Africa
Sudan, massacri e fosse comuni fotografate dai satelliti, mentre una città intera sta per scomparire
Da oltre 500 giorni El Fasher, ultima roccaforte dell’esercito regolare del Sudan nel Darfur, è stretta nella morsa delle Forze di Supporto Rapido (RSF), i paramilitari guidati dal generale Mohamed Hamdan Dagalo, detto Hemeti. Le immagini satellitari analizzate dal Financial Times e le analisi condotte dal laboratorio umanitario della Yale University raccontano l’avanzata di una catastrofe: fosse comuni che si moltiplicano, quartieri devastati, civili massacrati. “Guardiamo i cimiteri crescere dallo spazio”, ha spiegato Nathaniel Raymond, che da mesi informa Nazioni Unite e governi occidentali senza risultati concreti.
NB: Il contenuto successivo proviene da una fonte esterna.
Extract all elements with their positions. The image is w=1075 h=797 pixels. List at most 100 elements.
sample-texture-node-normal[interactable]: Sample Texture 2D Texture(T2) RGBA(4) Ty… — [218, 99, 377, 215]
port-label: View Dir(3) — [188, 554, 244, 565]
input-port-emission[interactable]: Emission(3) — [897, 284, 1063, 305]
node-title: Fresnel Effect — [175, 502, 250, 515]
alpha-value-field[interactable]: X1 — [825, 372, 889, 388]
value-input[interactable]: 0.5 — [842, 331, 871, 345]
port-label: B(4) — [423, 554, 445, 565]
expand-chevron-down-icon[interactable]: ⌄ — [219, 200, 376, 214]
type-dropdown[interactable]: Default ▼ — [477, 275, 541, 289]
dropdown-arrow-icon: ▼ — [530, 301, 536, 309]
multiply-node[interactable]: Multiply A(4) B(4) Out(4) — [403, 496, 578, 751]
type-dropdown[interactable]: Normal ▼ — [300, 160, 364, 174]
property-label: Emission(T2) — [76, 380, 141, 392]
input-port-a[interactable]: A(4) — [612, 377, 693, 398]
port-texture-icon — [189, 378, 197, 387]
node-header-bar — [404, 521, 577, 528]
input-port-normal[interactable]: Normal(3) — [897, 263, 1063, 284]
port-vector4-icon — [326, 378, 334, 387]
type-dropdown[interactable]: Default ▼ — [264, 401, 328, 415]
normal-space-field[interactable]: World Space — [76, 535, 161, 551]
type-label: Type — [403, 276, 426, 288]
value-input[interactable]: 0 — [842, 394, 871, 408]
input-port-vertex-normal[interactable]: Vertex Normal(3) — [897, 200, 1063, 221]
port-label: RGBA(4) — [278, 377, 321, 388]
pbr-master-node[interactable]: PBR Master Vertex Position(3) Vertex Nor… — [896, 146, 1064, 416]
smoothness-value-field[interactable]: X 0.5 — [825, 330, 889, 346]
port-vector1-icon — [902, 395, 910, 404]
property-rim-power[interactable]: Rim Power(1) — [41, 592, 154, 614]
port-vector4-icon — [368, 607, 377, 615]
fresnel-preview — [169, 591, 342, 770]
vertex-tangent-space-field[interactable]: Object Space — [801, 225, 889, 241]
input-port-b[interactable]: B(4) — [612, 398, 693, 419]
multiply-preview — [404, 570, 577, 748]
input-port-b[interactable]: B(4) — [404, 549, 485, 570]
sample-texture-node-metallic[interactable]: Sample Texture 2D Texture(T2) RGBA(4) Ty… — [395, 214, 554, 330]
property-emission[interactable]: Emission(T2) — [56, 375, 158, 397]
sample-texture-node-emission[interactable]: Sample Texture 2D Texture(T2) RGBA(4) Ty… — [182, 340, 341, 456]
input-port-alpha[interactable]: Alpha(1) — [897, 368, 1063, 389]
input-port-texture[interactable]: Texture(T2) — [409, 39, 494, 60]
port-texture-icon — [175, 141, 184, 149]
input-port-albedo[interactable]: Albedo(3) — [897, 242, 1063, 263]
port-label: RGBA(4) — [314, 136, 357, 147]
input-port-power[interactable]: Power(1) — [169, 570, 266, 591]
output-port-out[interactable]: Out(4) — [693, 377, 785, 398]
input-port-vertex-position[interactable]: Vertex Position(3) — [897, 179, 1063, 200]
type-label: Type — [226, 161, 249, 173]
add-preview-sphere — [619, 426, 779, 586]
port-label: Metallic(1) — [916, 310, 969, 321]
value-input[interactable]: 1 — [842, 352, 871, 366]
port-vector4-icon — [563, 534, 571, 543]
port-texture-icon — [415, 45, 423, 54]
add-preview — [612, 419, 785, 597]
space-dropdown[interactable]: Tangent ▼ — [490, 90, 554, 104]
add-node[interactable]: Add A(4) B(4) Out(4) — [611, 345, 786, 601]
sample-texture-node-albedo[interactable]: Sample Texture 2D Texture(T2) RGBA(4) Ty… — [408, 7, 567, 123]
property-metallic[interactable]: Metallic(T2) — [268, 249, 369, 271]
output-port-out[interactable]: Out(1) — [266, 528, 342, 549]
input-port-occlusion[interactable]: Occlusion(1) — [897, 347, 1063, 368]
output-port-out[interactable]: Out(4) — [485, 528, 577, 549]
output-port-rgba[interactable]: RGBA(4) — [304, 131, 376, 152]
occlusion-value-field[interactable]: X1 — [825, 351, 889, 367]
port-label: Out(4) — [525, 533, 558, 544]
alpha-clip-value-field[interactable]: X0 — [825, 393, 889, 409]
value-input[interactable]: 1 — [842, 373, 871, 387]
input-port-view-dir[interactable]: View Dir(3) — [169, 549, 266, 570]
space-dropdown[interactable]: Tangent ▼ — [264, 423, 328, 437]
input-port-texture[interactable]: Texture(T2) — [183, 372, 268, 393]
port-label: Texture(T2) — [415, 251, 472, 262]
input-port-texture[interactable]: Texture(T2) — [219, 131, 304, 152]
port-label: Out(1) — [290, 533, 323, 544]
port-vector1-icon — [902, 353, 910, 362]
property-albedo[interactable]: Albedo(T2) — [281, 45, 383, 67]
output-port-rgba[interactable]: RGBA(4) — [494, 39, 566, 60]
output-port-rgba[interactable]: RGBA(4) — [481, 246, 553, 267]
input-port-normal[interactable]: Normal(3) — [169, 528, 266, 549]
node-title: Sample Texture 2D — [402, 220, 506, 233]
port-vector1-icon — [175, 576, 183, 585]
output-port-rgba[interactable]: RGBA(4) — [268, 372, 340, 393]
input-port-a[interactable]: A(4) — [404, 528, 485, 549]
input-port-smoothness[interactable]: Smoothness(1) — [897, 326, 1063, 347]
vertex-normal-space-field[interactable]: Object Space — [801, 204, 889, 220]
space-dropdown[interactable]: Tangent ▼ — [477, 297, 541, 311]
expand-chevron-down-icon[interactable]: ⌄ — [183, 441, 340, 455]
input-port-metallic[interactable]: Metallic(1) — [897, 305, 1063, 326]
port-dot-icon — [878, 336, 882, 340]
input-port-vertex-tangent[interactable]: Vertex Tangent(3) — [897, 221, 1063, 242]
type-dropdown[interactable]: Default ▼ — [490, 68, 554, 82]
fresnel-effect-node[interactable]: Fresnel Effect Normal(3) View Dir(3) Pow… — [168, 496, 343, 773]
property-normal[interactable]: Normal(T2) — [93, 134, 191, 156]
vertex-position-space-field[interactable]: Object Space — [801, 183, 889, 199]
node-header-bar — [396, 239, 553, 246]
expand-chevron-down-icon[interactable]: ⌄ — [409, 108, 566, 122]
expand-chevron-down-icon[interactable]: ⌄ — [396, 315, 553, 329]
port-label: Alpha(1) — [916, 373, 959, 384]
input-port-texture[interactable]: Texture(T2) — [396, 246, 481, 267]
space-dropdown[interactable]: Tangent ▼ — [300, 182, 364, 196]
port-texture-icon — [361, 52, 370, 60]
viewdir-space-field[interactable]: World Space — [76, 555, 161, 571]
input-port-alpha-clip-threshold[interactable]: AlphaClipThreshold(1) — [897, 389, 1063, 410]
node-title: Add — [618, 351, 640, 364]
Nella città vivono circa 260mila persone, ma El Fasher è diventata anche rifugio per centinaia di migliaia di sfollati appartenenti a comunità già colpite da pulizie etniche passate — Massalit, Fur, Berti, Zaghawa. Il timore degli osservatori è che l’assedio si concluda con un bagno di sangue simile a quello di El Geneina, dove nel 2023 migliaia di Massalit furono massacrati e gli Stati Uniti accusarono Hemeti di genocidio.
La vita dentro la città è ridotta a una lotta quotidiana per la sopravvivenza. Il cibo non entra quasi più, l’unica via di uscita è un checkpoint RSF dove civili sono stati derubati e uccisi. “Molti hanno iniziato a mangiare mangimi per animali”, racconta il giornalista sudanese Muammar Ibrahim, intrappolato in città. Secondo l’ultimo rilevamento delle agenzie umanitarie, il 38% dei bambini sotto i cinque anni è gravemente malnutrito. Intorno a El Fasher la carestia è già stata certificata al livello massimo di emergenza globale (IPC fase 5), mentre un’epidemia di colera peggiora la situazione.
Le condizioni igieniche sono disastrose, i beni di prima necessità arrivano solo grazie a trafficanti che rischiano la vita e rivendono a prezzi proibitivi. La valuta locale è ormai carta straccia, le rimesse familiari vengono tassate fino al 40% dalle app di pagamento, l’elettricità è un lusso raro. Perfino internet e le comunicazioni dipendono dai terminali satellitari Starlink, nelle mani degli stessi comandanti RSF.
Sul piano militare, l’esercito regolare ha esaurito le risorse. Le missioni di rifornimento aeree sono cessate, mentre i paramilitari dispongono di droni, missili e mezzi armati. “Prima o poi le leggi della fisica prevarranno: l’esercito finirà cibo e munizioni”, ha avvertito Raymond.
Le organizzazioni umanitarie come Medici Senza Frontiere si preparano a un’ondata di vittime in caso di caduta della città. “È una delle peggiori crisi che abbia mai visto: enormi numeri di persone colpite, sofferenze indicibili e una risposta internazionale largamente sottofinanziata”, ha dichiarato Sylvain Penicaud, responsabile MSF a Tawila.
Il conflitto, nato dal collasso politico del Sudan, ha radici antiche: le RSF derivano dalle milizie janjaweed, responsabili vent’anni fa delle prime stragi in Darfur. Oggi, il loro obiettivo sembra completare quel progetto di supremazia etnica mai interrotto. “La conquista di El Fasher andrebbe oltre la guerra civile”, ha sottolineato Raymond: significherebbe cancellare intere comunità e ridisegnare gli equilibri futuri del Sudan.
Intanto, il silenzio della comunità internazionale pesa come un’ulteriore condanna. “Siamo la dimostrazione del fallimento dell’agenda di protezione dei civili dopo Srebrenica e dopo il Ruanda”, ha denunciato l’esperto di Yale.
Se El Fasher cadrà, il Darfur intero passerà sotto il controllo dei paramilitari, consegnando a Hemeti una posizione di forza decisiva sul destino del Sudan. Per chi è intrappolato dentro le sue mura, però, il futuro si misura ormai in giorni di sopravvivenza.